On the mass distribution of the LIGO-Virgo-KAGRA events

TL;DR

This paper analyzes the mass distribution of black hole mergers detected by LIGO-Virgo-KAGRA, combining stellar-origin and primordial black hole models to better fit observed data and explore black hole formation scenarios.

Contribution

It introduces a method to derive the black hole mass distribution from GW data and demonstrates that a combined stellar and Gaussian distribution fits observations better.

Findings

Combined distribution fits LVK data more accurately.

Stellar and primordial black hole populations can explain observed mass distribution.

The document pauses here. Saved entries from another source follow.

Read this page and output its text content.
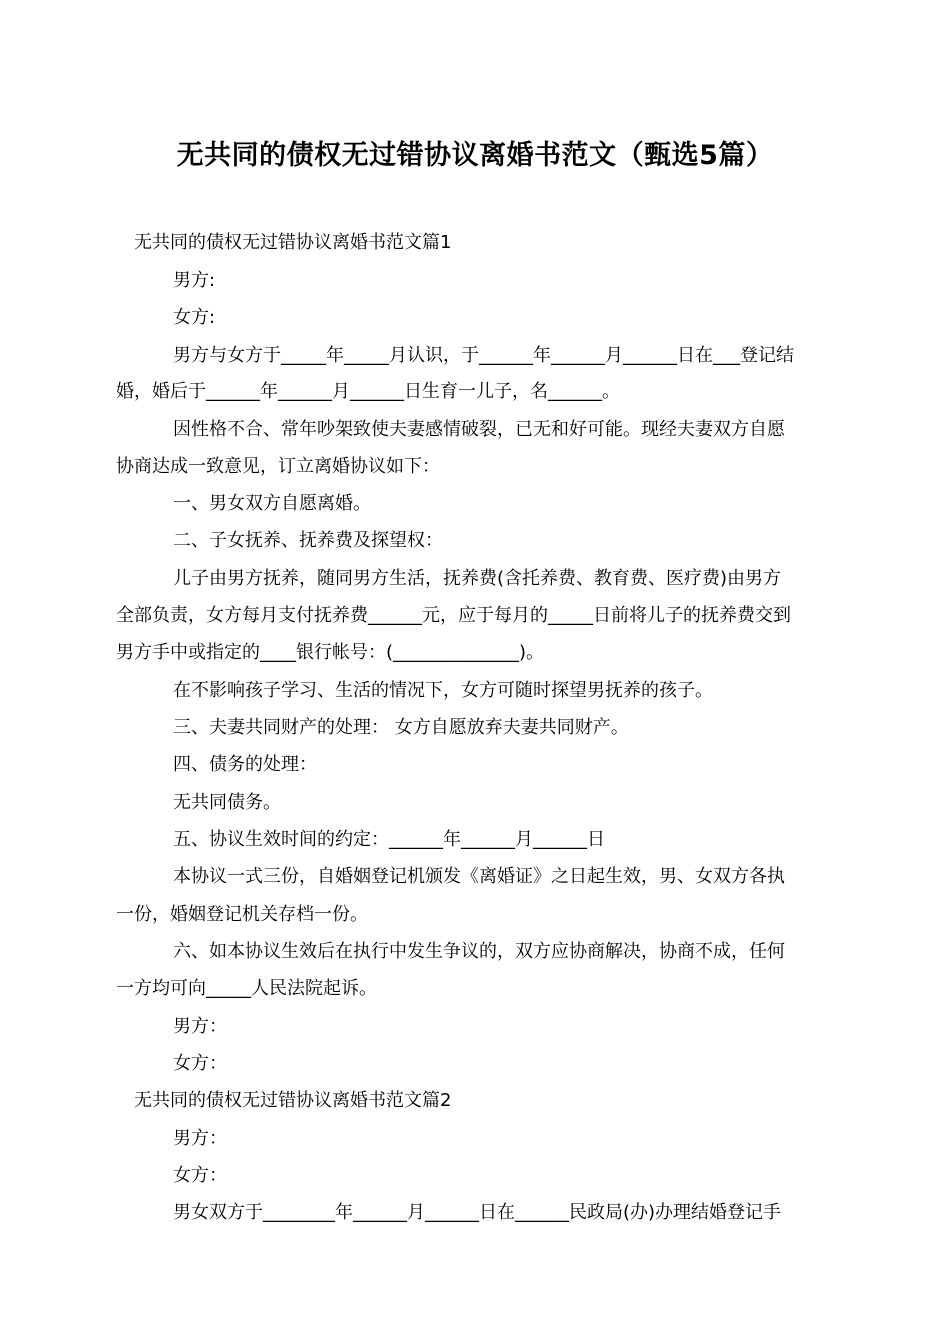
无共同的债权无过错协议离婚书范文（甄选5篇）
无共同的债权无过错协议离婚书范文篇1
男方:
女方:
男方与女方于_____年_____月认识，于______年______月______日在___登记结
婚，婚后于______年______月______日生育一儿子，名______。
因性格不合、常年吵架致使夫妻感情破裂，已无和好可能。现经夫妻双方自愿
协商达成一致意见，订立离婚协议如下：
一、男女双方自愿离婚。
二、子女抚养、抚养费及探望权：
儿子由男方抚养，随同男方生活，抚养费(含托养费、教育费、医疗费)由男方
全部负责，女方每月支付抚养费______元，应于每月的_____日前将儿子的抚养费交到
男方手中或指定的____银行帐号：(______________)。
在不影响孩子学习、生活的情况下，女方可随时探望男抚养的孩子。
三、夫妻共同财产的处理： 女方自愿放弃夫妻共同财产。
四、债务的处理：
无共同债务。
五、协议生效时间的约定：______年______月______日
本协议一式三份，自婚姻登记机颁发《离婚证》之日起生效，男、女双方各执
一份，婚姻登记机关存档一份。
六、如本协议生效后在执行中发生争议的，双方应协商解决，协商不成，任何
一方均可向_____人民法院起诉。
男方：
女方：
无共同的债权无过错协议离婚书范文篇2
男方：
女方：
男女双方于________年______月______日在______民政局(办)办理结婚登记手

Supports the presence of multiple black hole formation channels.

Abstract

The merging black hole binaries detected by the LIGO-Virgo-KAGRA (LVK) gravitational-wave observatories, may help us shed light on how such binaries form. In addition, these detections can help us probe the hypothesized primordial black holes, a candidate for the observed abundance of dark matter. In this work, we study the black-hole mass distribution obtained from the LVK binary black hole merger events. We obtain that distribution by first associating a skewed normal distribution to each event detected with a signal to noise ratio (SNR) $>$ 8 and then summing all such distributions. We also simulate black hole binaries from two separate populations of merging binaries. One of these is a stellar-origin population that follows a mass-distribution similar to the zero-age mass function of stars. The second population of black holes follows a Gaussian mass-distribution. Such a distribution could approximate a population of black hole binaries formed from earlier black hole mergers in dense stellar environments, or binaries of primordial black holes. For those populations, we evaluate the number of detectable events and fit their combination to the LVK observations. In our work, we rely on a wide range of stellar-origin black-hole mass distributions. We find that the observed LVK events can be fitted much better by the combination of such a stellar-origin mass distribution and a Gaussian distribution, than by the stellar-origin mass distribution alone.